Everyone remembers New Century Financial, which went under in April 2007. Thirteen former officers and directors of New Century agreed to pay more than $90 million to settle all civil claims in a series of federal and private lawsuits stemming from its collapse. The agreement settles class-action lawsuits brought by investors, a suit by a private equity firm, a claim filed by the trustee in New Century's bankruptcy case and a lawsuit brought by the Securities and Exchange Commission against three former New Century executives. None of the defendants admitted any wrongdoing. Named were New Century co-founder Brad Morrice, Patti M. Dodge (CFO), David N. Kenneally (Controller), co-founder Robert K. Cole, the estate of co-founder Edward Gotschall, Fredrick J. Forster, Michael M. Sachs, Harold A. Black, Donald E. Lange, Terrence P. Sandvik, Richard A. Zona, Marilyn A. Alexander, David Einhorn and William J. Popejoy.

Countrywide's group could be next - its trial is scheduled to begin in mid-October.

Anyone involved in the USDA Rural Home Loan Program received some encouraging news last week. HERE IT IS

They say that FDIC employees never sleep... they wait. Friday we had the now-usual batch of bank closures and takeovers (108 for 2010) in various states around the US. Home Bancshares (Arkansas) purchased, through its Centennial Bank unit, Florida-based lenders Bayside Savings Bank and Coastal Community Bank. Heritage Financial took over Cowlitz Bank (WA), and Home Federal Bancorp paid the FDIC a premium to purchase the deposits of LibertyBank (OR). Several of LibertyBank's branches went to Home Federal (ID). State banking regulators also closed NorthWest Bank and Trust (GA), which was sold to State Bank & Trust (GA).

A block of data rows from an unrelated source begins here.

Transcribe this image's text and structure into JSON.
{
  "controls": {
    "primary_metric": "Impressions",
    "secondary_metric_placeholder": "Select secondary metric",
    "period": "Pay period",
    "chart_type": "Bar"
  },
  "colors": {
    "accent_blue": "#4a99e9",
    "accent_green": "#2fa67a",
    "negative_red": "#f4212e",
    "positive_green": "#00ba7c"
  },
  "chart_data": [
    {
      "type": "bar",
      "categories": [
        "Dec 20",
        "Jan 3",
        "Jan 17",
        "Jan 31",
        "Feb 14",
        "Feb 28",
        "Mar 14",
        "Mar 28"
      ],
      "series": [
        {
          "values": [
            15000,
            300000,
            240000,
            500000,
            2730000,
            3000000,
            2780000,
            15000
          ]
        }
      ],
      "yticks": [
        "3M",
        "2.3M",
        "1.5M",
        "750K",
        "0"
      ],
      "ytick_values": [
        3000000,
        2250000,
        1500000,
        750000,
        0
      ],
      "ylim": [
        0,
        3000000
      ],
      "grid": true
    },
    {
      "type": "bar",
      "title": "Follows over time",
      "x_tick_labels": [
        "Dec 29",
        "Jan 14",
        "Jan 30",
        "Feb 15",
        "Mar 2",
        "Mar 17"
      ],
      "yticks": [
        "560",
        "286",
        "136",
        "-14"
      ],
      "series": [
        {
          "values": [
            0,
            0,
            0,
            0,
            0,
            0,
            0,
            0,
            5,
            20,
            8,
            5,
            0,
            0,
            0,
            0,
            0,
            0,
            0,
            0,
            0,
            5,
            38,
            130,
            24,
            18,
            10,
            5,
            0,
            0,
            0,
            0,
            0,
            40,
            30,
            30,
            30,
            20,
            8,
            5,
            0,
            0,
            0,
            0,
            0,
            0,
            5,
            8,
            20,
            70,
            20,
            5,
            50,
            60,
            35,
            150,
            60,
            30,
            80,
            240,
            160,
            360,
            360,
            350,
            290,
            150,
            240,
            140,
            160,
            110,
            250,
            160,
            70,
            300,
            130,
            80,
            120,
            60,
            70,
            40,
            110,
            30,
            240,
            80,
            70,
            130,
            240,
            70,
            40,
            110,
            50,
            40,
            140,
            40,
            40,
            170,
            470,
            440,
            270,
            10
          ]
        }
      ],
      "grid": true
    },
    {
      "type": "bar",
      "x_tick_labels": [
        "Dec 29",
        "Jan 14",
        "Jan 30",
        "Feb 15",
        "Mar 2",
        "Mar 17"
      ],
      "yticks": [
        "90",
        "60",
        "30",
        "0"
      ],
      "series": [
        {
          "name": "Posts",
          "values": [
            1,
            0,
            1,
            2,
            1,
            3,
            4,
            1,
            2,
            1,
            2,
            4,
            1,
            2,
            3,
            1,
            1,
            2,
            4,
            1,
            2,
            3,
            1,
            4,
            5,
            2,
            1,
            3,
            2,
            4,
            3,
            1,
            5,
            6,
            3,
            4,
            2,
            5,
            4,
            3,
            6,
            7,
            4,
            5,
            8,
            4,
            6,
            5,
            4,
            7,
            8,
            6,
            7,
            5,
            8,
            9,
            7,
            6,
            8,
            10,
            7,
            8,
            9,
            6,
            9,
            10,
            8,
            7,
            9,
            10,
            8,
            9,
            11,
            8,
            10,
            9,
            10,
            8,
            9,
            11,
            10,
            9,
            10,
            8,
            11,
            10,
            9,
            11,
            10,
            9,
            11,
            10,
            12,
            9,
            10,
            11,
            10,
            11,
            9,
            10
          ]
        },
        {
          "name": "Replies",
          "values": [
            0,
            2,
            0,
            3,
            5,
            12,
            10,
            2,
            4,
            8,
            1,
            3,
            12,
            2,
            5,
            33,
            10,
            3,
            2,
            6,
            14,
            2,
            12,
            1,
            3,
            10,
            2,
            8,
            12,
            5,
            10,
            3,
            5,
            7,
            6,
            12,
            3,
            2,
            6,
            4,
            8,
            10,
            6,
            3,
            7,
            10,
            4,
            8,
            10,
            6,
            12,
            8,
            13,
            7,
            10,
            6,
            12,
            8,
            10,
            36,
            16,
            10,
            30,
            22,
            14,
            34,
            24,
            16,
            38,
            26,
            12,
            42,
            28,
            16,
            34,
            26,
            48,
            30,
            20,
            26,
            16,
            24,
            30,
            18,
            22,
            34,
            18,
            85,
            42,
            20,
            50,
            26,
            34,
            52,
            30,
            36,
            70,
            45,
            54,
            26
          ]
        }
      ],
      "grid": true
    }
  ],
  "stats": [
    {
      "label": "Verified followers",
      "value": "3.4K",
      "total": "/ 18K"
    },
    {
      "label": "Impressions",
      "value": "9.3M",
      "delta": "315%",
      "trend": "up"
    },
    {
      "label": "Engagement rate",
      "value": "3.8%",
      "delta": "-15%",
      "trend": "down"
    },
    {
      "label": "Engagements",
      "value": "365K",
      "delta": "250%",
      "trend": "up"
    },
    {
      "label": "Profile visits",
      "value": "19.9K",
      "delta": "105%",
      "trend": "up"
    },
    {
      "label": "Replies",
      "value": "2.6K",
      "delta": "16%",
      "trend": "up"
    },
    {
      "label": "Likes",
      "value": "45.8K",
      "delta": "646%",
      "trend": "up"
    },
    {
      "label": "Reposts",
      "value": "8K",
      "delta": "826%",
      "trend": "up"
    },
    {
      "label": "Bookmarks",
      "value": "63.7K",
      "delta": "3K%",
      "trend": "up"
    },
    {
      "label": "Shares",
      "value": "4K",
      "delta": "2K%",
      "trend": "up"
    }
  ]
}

At least for now, mortgage pricing continues to be good - and many see mortgage rates continuing lower. Friday was no exception. The bond market went back to "Buy" mode again, sending rates lower across a flattening yield curve. (Why would a borrower look for an ARM loan when 30-yr. rates are so low? Well, if the borrower is going to be in the house for a short term, some intermediate ARM programs have pretty attractive rates.) On Friday we had a so-so GDP report, mild weakness in stocks, and the realization that even the Fed is concerned about the strength and durability of the recovery. A weak job market does not help any recovery, and will help to keep rates low. Certainly the GDP report wasn't enough to change anyone's mind on growth, inflation, the Fed, or another round of credit / liquidity crisis. 

A woman accompanied her husband to the doctor's office.

After his checkup, the doctor called the wife into his office alone. He said, "Your husband is suffering from a very severe disease, combined with horrible stress. If you don't do the following, your husband will surely die.

"Each morning, fix him a healthy breakfast. Try to be pleasant in general, and make sure he stays in a good mood. For lunch make him a nutritious meal. For dinner prepare something nice and healthy again. Don't burden him with chores, as he probably had a hard day. Don't discuss your problems with him; it will only make his stress worse. And most importantly, freely and frequently, express your love for him and satisfy his every whim.

"If you can do this for the next 1 to 2 months, I think your husband will regain his health completely."

On the way home, the husband asked his wife, "What did the doctor say?"

"I'm sorry - he said you're going to die," she replied.